The pca dencreased the accuracy, and the precision and recall are incorrect.

In [60]:
# Perform sequential feature selection. Instantiate a model, fit and predict. Print the accuracy, the precision, and the recall.
sfs = SequentialFeatureSelector(model, n_features_to_select=5)
X_selected = sfs.fit_transform(X, y)
X_train_sfs, X_test_sfs, y_train_sfs, y_test_sfs = train_test_split(X_selected, y, test_size=.15, random_state=417)
X_train_scaled_sfs = mms.fit_transform(X_train_sfs)
X_test_scaled_sfs = mms.fit_transform(X_test_sfs)

model_sfs = LogisticRegression(max_iter=1000)
model_sfs.fit(X_train_scaled_sfs, y_train_sfs)

y_pred_sfs = model_sfs.predict(X_test_scaled_sfs)

accuracy_sfs = accuracy_score(y_test_sfs, y_pred_sfs)
precision_sfs = precision_score(y_test_sfs, y_pred_sfs)
recall_sfs = recall_score(y_test_sfs, y_pred_sfs)
print("Accuracy:", accuracy_sfs)
print(precision_sfs, recall_sfs)

STOP: TOTAL NO. of ITERATIONS REACHED LIMIT.

Increase the number of iterations (max_iter) or scale the data as shown in:
    https://scikit-learn.org/stable/modules/preprocessing.html
Please also refer to the documentation for alternative solver options:
    https://scikit-learn.org/stable/modules/linear_model.html#logistic-regression
  n_iter_i = _check_optimize_result(
STOP: TOTAL NO. of ITERATIONS REACHED LIMIT.
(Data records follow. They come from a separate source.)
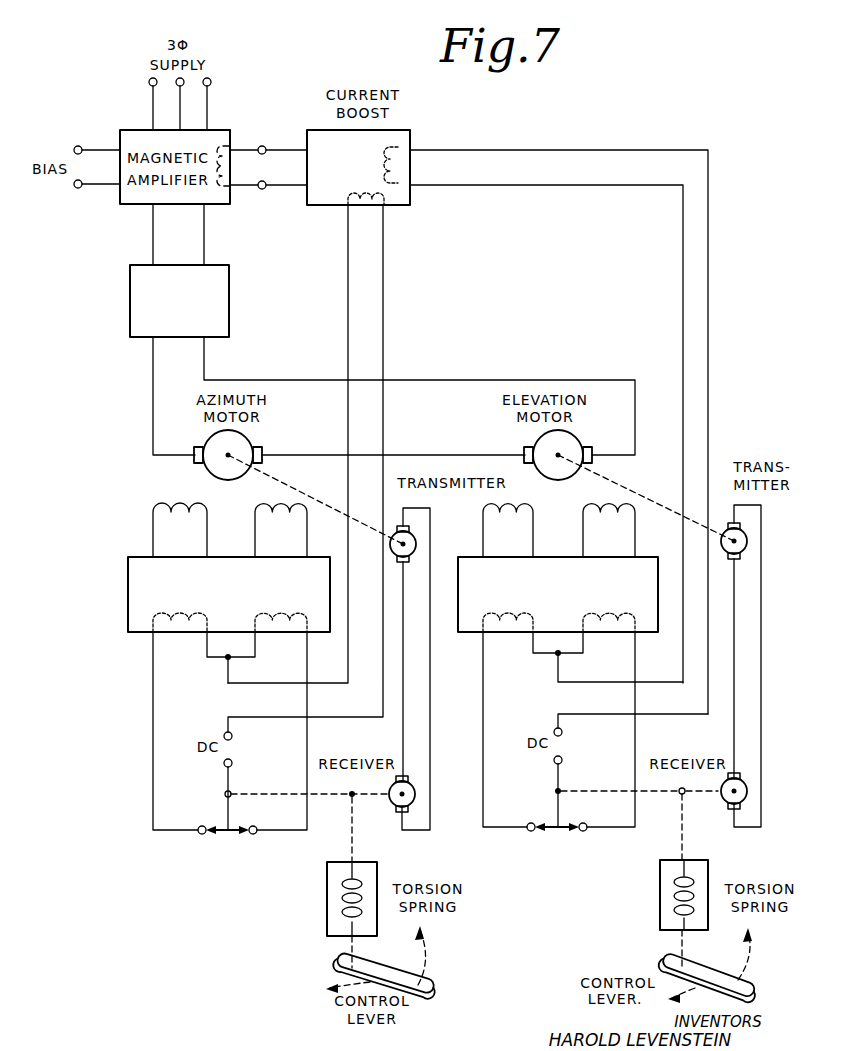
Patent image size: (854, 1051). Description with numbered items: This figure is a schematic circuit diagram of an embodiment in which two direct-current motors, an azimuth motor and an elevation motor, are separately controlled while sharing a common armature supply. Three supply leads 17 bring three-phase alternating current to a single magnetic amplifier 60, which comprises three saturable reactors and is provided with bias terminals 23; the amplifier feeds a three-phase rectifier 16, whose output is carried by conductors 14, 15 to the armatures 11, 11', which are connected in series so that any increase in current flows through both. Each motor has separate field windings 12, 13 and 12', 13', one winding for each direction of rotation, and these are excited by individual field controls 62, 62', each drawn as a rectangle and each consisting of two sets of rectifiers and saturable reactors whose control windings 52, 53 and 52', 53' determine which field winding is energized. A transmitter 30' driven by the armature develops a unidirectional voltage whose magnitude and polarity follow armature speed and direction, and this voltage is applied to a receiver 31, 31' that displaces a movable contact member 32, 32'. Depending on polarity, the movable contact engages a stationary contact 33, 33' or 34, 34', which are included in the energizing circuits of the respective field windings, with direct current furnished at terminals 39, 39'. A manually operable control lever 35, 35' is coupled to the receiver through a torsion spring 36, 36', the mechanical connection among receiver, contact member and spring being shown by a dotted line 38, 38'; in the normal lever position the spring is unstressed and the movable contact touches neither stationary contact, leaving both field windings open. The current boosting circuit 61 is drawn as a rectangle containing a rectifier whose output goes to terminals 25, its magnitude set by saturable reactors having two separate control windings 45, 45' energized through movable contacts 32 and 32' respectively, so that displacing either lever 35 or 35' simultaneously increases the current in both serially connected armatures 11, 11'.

The armature 11 is at (359, 450).
The armature 11' is at (575, 450).
The field winding 12 is at (153, 516).
The field winding 12' is at (528, 518).
The field winding 13 is at (264, 520).
The field winding 13' is at (628, 510).
The conductor 14 is at (153, 372).
The conductor 15 is at (204, 360).
The three-phase rectifier 16 is at (232, 304).
The supply leads 17 is at (149, 83).
The bias terminals 23 is at (77, 146).
The terminals 25 is at (265, 147).
The transmitter 30' is at (764, 666).
The receiver 31 is at (429, 788).
The receiver 31' is at (764, 786).
The movable contact member 32 is at (307, 803).
The movable contact member 32' is at (636, 802).
The stationary contact 33 is at (218, 846).
The stationary contact 33' is at (548, 844).
The stationary contact 34 is at (249, 846).
The stationary contact 34' is at (580, 842).
The control lever 35 is at (410, 963).
The control lever 35' is at (733, 966).
The torsion spring 36 is at (324, 905).
The torsion spring 36' is at (653, 904).
The dotted line 38 is at (361, 882).
The dotted line 38' is at (711, 881).
The direct current supply terminals 39 is at (255, 778).
The direct current supply terminals 39' is at (587, 774).
The control winding 45 is at (396, 217).
The control winding 45' is at (436, 165).
The control winding 52 is at (180, 644).
The control winding 52' is at (508, 643).
The control winding 53 is at (281, 643).
The control winding 53' is at (609, 643).
The magnetic amplifier 60 is at (232, 138).
The current boosting circuit 61 is at (410, 138).
The field control 62 is at (202, 594).
The field control 62' is at (567, 616).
Increase the number of iterations (max_iter) or scale the data as shown in:
    https://scikit-learn.org/stable/modules/preprocessing.html
Please also refer to the documentation for alternative solver options:
    https://scikit-learn.org/stable/modules/linear_model.html#logistic-regression
  n_iter_i = _check_optimize_result(
STOP: TOTAL NO. of ITERATIONS REACHED LIMIT.

Increase the number of iterations (max_iter) or scale the data as shown in:
    https://scikit-learn.org/stable/modules/preprocessing.html
Please also refer to the documentation for alternative solver opt

Accuracy: 0.6867924528301886
1.0 0.32793522267206476


The sequential feature selection decreased the accuracy, and the precision and recall are incorrect.